= Dave Barber =

American radio personality

David Raymond Barber (April 25, 1955 – July 4, 2015) was an American talk radio and television personality from Flint, Michigan.

Born to parents of Croatian descent, Barber attended Central Michigan University. In the 1970s, Barber started his radio career at WTRX, where he hosted a talk program called Flint Feedback. Barber's show often dealt with controversial topics, including an incident when he had a naked woman in his studio, long before the days of Howard Stern. Barber also did shows on WTAC (now WSNL) and WFDF. In 2001, Barber moved to the Michigan Talk Radio Network where his show was syndicated to radio stations across the state of Michigan. After short stints for Air America Radio and another Flint station, WWCK (AM), Barber moved to Providence, RI in 2006 and worked for WPRO and then Capital TV.
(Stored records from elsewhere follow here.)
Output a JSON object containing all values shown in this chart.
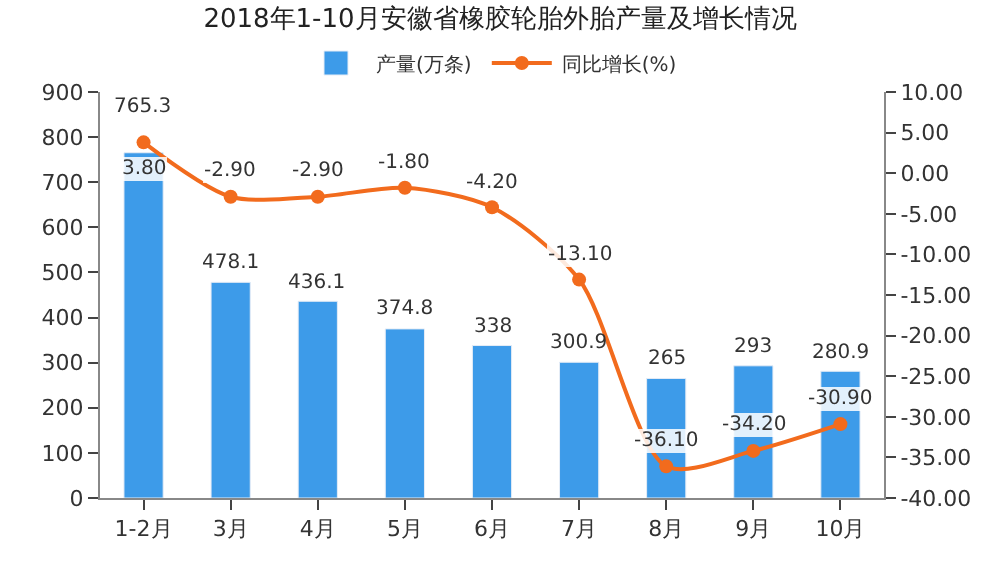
{
  "chart_data": {
    "type": "bar",
    "title": "2018年1-10月安徽省橡胶轮胎外胎产量及增长情况",
    "categories": [
      "1-2月",
      "3月",
      "4月",
      "5月",
      "6月",
      "7月",
      "8月",
      "9月",
      "10月"
    ],
    "series": [
      {
        "name": "产量(万条)",
        "color": "#3d9be9",
        "values": [
          765.3,
          478.1,
          436.1,
          374.8,
          338,
          300.9,
          265,
          293,
          280.9
        ],
        "value_labels": [
          "765.3",
          "478.1",
          "436.1",
          "374.8",
          "338",
          "300.9",
          "265",
          "293",
          "280.9"
        ]
      },
      {
        "name": "同比增长(%)",
        "type": "line",
        "axis": "y2",
        "color": "#f26b1d",
        "marker": "circle",
        "values": [
          3.8,
          -2.9,
          -2.9,
          -1.8,
          -4.2,
          -13.1,
          -36.1,
          -34.2,
          -30.9
        ],
        "value_labels": [
          "3.80",
          "-2.90",
          "-2.90",
          "-1.80",
          "-4.20",
          "-13.10",
          "-36.10",
          "-34.20",
          "-30.90"
        ]
      }
    ],
    "ylim": [
      0,
      900
    ],
    "yticks": [
      0,
      100,
      200,
      300,
      400,
      500,
      600,
      700,
      800,
      900
    ],
    "y2lim": [
      -40,
      10
    ],
    "y2ticks": [
      {
        "value": -40,
        "label": "-40.00"
      },
      {
        "value": -35,
        "label": "-35.00"
      },
      {
        "value": -30,
        "label": "-30.00"
      },
      {
        "value": -25,
        "label": "-25.00"
      },
      {
        "value": -20,
        "label": "-20.00"
      },
      {
        "value": -15,
        "label": "-15.00"
      },
      {
        "value": -10,
        "label": "-10.00"
      },
      {
        "value": -5,
        "label": "-5.00"
      },
      {
        "value": 0,
        "label": "0.00"
      },
      {
        "value": 5,
        "label": "5.00"
      },
      {
        "value": 10,
        "label": "10.00"
      }
    ],
    "legend": "top"
  }
}
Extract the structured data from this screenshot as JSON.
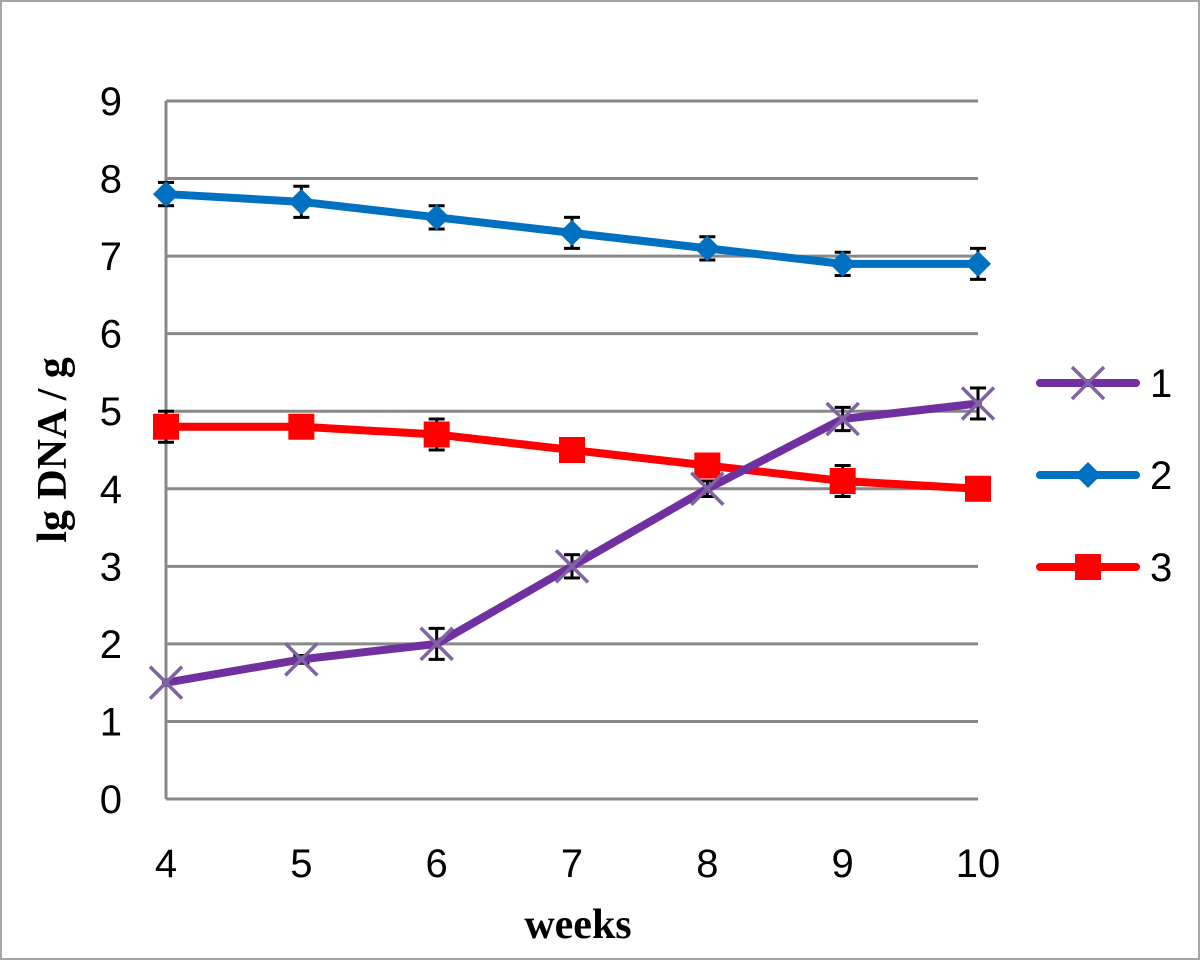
{
  "chart_data": {
    "type": "line",
    "title": "",
    "xlabel": "weeks",
    "ylabel": "lg DNA / g",
    "x": [
      4,
      5,
      6,
      7,
      8,
      9,
      10
    ],
    "xlim": [
      4,
      10
    ],
    "ylim": [
      0,
      9
    ],
    "y_ticks": [
      0,
      1,
      2,
      3,
      4,
      5,
      6,
      7,
      8,
      9
    ],
    "x_ticks": [
      4,
      5,
      6,
      7,
      8,
      9,
      10
    ],
    "grid": "horizontal",
    "legend_position": "right",
    "series": [
      {
        "name": "1",
        "color": "#7030a0",
        "marker": "x",
        "marker_color": "#8064a2",
        "values": [
          1.5,
          1.8,
          2.0,
          3.0,
          4.0,
          4.9,
          5.1
        ],
        "error": [
          0,
          0.05,
          0.2,
          0.15,
          0.1,
          0.15,
          0.2
        ]
      },
      {
        "name": "2",
        "color": "#0070c0",
        "marker": "diamond",
        "marker_color": "#0070c0",
        "values": [
          7.8,
          7.7,
          7.5,
          7.3,
          7.1,
          6.9,
          6.9
        ],
        "error": [
          0.15,
          0.2,
          0.15,
          0.2,
          0.15,
          0.15,
          0.2
        ]
      },
      {
        "name": "3",
        "color": "#ff0000",
        "marker": "square",
        "marker_color": "#ff0000",
        "values": [
          4.8,
          4.8,
          4.7,
          4.5,
          4.3,
          4.1,
          4.0
        ],
        "error": [
          0.2,
          0.1,
          0.2,
          0.1,
          0.1,
          0.2,
          0
        ]
      }
    ]
  }
}
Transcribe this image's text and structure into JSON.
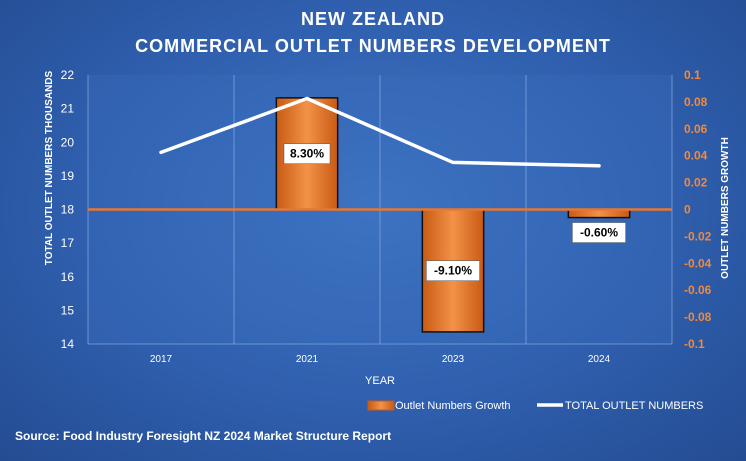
{
  "chart_data": {
    "type": "bar+line",
    "title_lines": [
      "NEW ZEALAND",
      "COMMERCIAL OUTLET NUMBERS DEVELOPMENT"
    ],
    "xlabel": "YEAR",
    "ylabel_left": "TOTAL OUTLET NUMBERS THOUSANDS",
    "ylabel_right": "OUTLET NUMBERS GROWTH",
    "categories": [
      "2017",
      "2021",
      "2023",
      "2024"
    ],
    "y_left": {
      "min": 14,
      "max": 22,
      "ticks": [
        "14",
        "15",
        "16",
        "17",
        "18",
        "19",
        "20",
        "21",
        "22"
      ]
    },
    "y_right": {
      "min": -0.1,
      "max": 0.1,
      "ticks": [
        "-0.1",
        "-0.08",
        "-0.06",
        "-0.04",
        "-0.02",
        "0",
        "0.02",
        "0.04",
        "0.06",
        "0.08",
        "0.1"
      ]
    },
    "series": [
      {
        "name": "Outlet Numbers Growth",
        "kind": "bar",
        "axis": "right",
        "color": "#e8772e",
        "values": [
          null,
          0.083,
          -0.091,
          -0.006
        ],
        "data_labels": [
          "",
          "8.30%",
          "-9.10%",
          "-0.60%"
        ]
      },
      {
        "name": "TOTAL OUTLET NUMBERS",
        "kind": "line",
        "axis": "left",
        "color": "#ffffff",
        "values": [
          19.7,
          21.3,
          19.4,
          19.3
        ]
      }
    ],
    "grid": "vertical",
    "legend_position": "bottom-right"
  },
  "source_text": "Source: Food Industry Foresight NZ 2024 Market Structure Report"
}
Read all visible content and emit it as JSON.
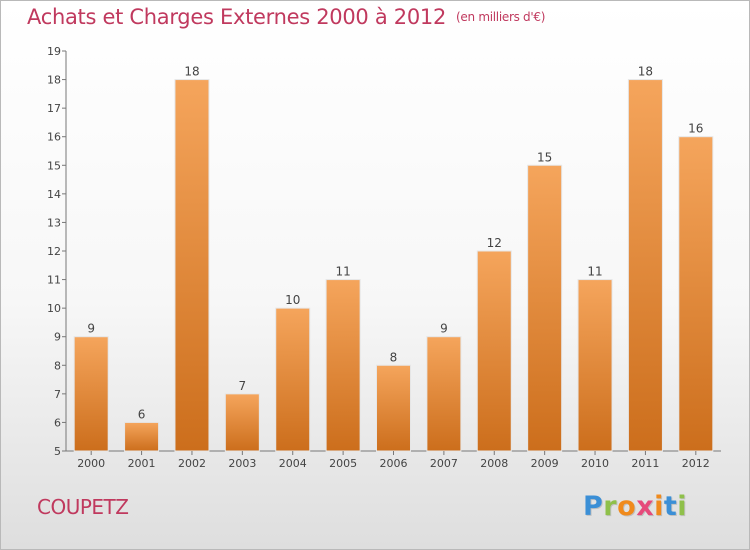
{
  "title": "Achats et Charges Externes 2000 à 2012",
  "subtitle": "(en milliers d'€)",
  "commune": "COUPETZ",
  "logo": {
    "letters": [
      "P",
      "r",
      "o",
      "x",
      "i",
      "t",
      "i"
    ],
    "colors": [
      "#3b8fd6",
      "#8fc04a",
      "#f08a1c",
      "#e64a7b",
      "#f08a1c",
      "#3b8fd6",
      "#8fc04a"
    ]
  },
  "colors": {
    "title": "#c0395e",
    "bar_light": "#f5a55c",
    "bar_dark": "#cc6e1c",
    "bar_edge": "#e6e6e6"
  },
  "chart_data": {
    "type": "bar",
    "categories": [
      "2000",
      "2001",
      "2002",
      "2003",
      "2004",
      "2005",
      "2006",
      "2007",
      "2008",
      "2009",
      "2010",
      "2011",
      "2012"
    ],
    "values": [
      9,
      6,
      18,
      7,
      10,
      11,
      8,
      9,
      12,
      15,
      11,
      18,
      16
    ],
    "ylim": [
      5,
      19
    ],
    "yticks": [
      5,
      6,
      7,
      8,
      9,
      10,
      11,
      12,
      13,
      14,
      15,
      16,
      17,
      18,
      19
    ],
    "grid": false,
    "data_labels": true
  }
}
Barber returned to the Flint area on June 25, 2015 to attend a family wedding. However, while at a rehearsal dinner, Barber choked and collapsed. He was rushed to a Pontiac, MI hospital where doctors discovered that he had a heart attack and a stroke. After 10 days in a coma, Barber died at 10:45 a.m. on July 4 at the age of 60.

Barber was once married to Ann Burke. He had a son, Chase Seegmiller, from a previous relationship. He is also survived by a brother and many relatives.